Wood does not dispute the calculation of his career
offender Guidelines range, but argues that his sentence is
procedurally unreasonable because the court failed to carefully
consider the § 3553(a) factors and provide an adequate reason
for its sentence. A district court is not required to
“robotically tick through § 3553(a)’s every subsection” on the
record. United States v. Johnson,
445 F.3d 339, 345 (4th Cir.
2006). The sentencing court’s explanation must be “sufficient
‘to satisfy the appellate court that [the district court] has
considered the parties’ arguments and has a reasoned basis for
exercising [its] own legal decisionmaking authority.’” United
States v. Boulware,
604 F.3d 832, 837 (4th Cir. 2010) (quoting
Rita v. United States,
551 U.S. 338, 356 (2007)).
Reasons articulated by a district court for a given
sentence need not be “couched in the precise language of
§ 3553(a)” as long as the reasons “can be matched to a factor
3
appropriate for consideration under that statute and [are]

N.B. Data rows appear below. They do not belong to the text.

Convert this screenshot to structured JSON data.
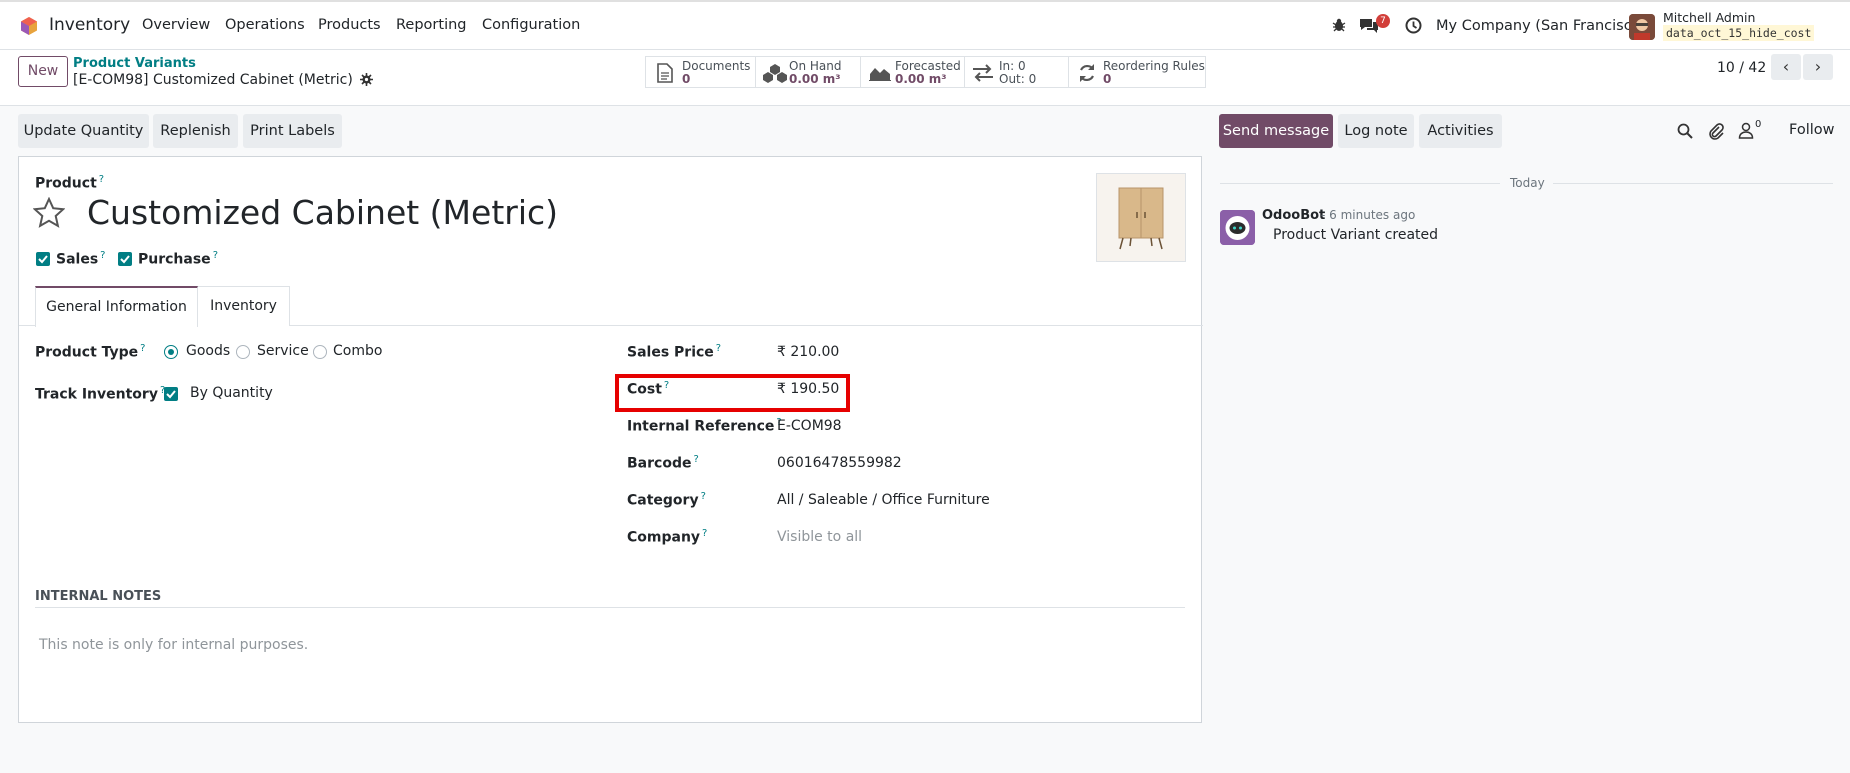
{
  "topbar": {
    "app_name": "Inventory",
    "menu": [
      "Overview",
      "Operations",
      "Products",
      "Reporting",
      "Configuration"
    ],
    "message_count": "7",
    "company": "My Company (San Francisco)",
    "user_name": "Mitchell Admin",
    "database": "data_oct_15_hide_cost"
  },
  "control": {
    "new_label": "New",
    "breadcrumb_parent": "Product Variants",
    "breadcrumb_current": "[E-COM98] Customized Cabinet (Metric)",
    "smart_buttons": [
      {
        "title": "Documents",
        "value": "0"
      },
      {
        "title": "On Hand",
        "value": "0.00 m³"
      },
      {
        "title": "Forecasted",
        "value": "0.00 m³"
      },
      {
        "title": "In: 0",
        "value": "Out: 0"
      },
      {
        "title": "Reordering Rules",
        "value": "0"
      }
    ],
    "pager": "10 / 42"
  },
  "actions": [
    "Update Quantity",
    "Replenish",
    "Print Labels"
  ],
  "form": {
    "product_label": "Product",
    "product_name": "Customized Cabinet (Metric)",
    "sales_label": "Sales",
    "purchase_label": "Purchase",
    "tabs": [
      "General Information",
      "Inventory"
    ],
    "product_type_label": "Product Type",
    "product_type_options": [
      "Goods",
      "Service",
      "Combo"
    ],
    "track_inventory_label": "Track Inventory",
    "track_inventory_value": "By Quantity",
    "fields": [
      {
        "label": "Sales Price",
        "value": "₹ 210.00"
      },
      {
        "label": "Cost",
        "value": "₹ 190.50"
      },
      {
        "label": "Internal Reference",
        "value": "E-COM98"
      },
      {
        "label": "Barcode",
        "value": "06016478559982"
      },
      {
        "label": "Category",
        "value": "All / Saleable / Office Furniture"
      },
      {
        "label": "Company",
        "value": "Visible to all"
      }
    ],
    "notes_title": "INTERNAL NOTES",
    "notes_placeholder": "This note is only for internal purposes."
  },
  "chatter": {
    "send_message": "Send message",
    "log_note": "Log note",
    "activities": "Activities",
    "follower_count": "0",
    "follow": "Follow",
    "today": "Today",
    "author": "OdooBot",
    "time": "- 6 minutes ago",
    "message": "Product Variant created"
  },
  "colors": {
    "primary": "#714b67",
    "teal": "#017e84",
    "highlight": "#e60000"
  }
}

clearly tied to [the defendant’s] particular situation.” United
States v. Moulden,
478 F.3d 652, 658 (4th Cir. 2007). After
reviewing the record, we conclude that the district court
analyzed the arguments presented by the parties and gave a
sufficient explanation for the sentence it selected. Although
the court did not couch its analysis in the precise statutory
language, consideration of the § 3553(a) factors was implicit in
the district court’s reasoning. We find no abuse of discretion
and conclude that Wood’s sentence is procedurally reasonable.
Where there is “no significant procedural error,” we
next assess the substantive reasonableness of the sentence,
taking “‘into account the totality of the circumstances,
including the extent of any variance from the Guidelines
range.’” United States v. Morace,
594 F.3d 340, 345-46 (4th
Cir.) (quoting
Gall, 552 U.S. at 51), cert. denied,
131 S. Ct.
307 (2010). If the sentence is within the appropriate
Guidelines range, this court may consider it presumptively
reasonable. United States v. Mendoza-Mendoza,
597 F.3d 212, 216
(4th Cir. 2010).
Wood argues that the record is devoid of an
explanation of why his 262-month sentence, the bottom of the
Guidelines range, was not greater than necessary to comply with
the sentencing purposes of § 3553(a)(2). The district court
4
responded to every argument Wood made in an effort to obtain a
lower sentence, explaining why it found his assertions and
evidence unpersuasive. As previously stated, although the court
did not expressly tie its reasoning to particular § 3553(a)
factors, consideration of the factors was implicit in the
court’s analysis. Finally, the court concluded, “[c]onsidering
the length of time you’ve been involved in the offenses, and the
things I said earlier, I simply cannot see going below the low
end of the advisory guidelines.” Taking into account the
totality of the circumstances, we conclude that Wood’s sentence
is substantively reasonable.
For the foregoing reasons, we affirm Wood’s sentence.
We dispense with oral argument because the facts and legal
contentions are adequately presented in the materials before the
court and argument would not aid the decisional process.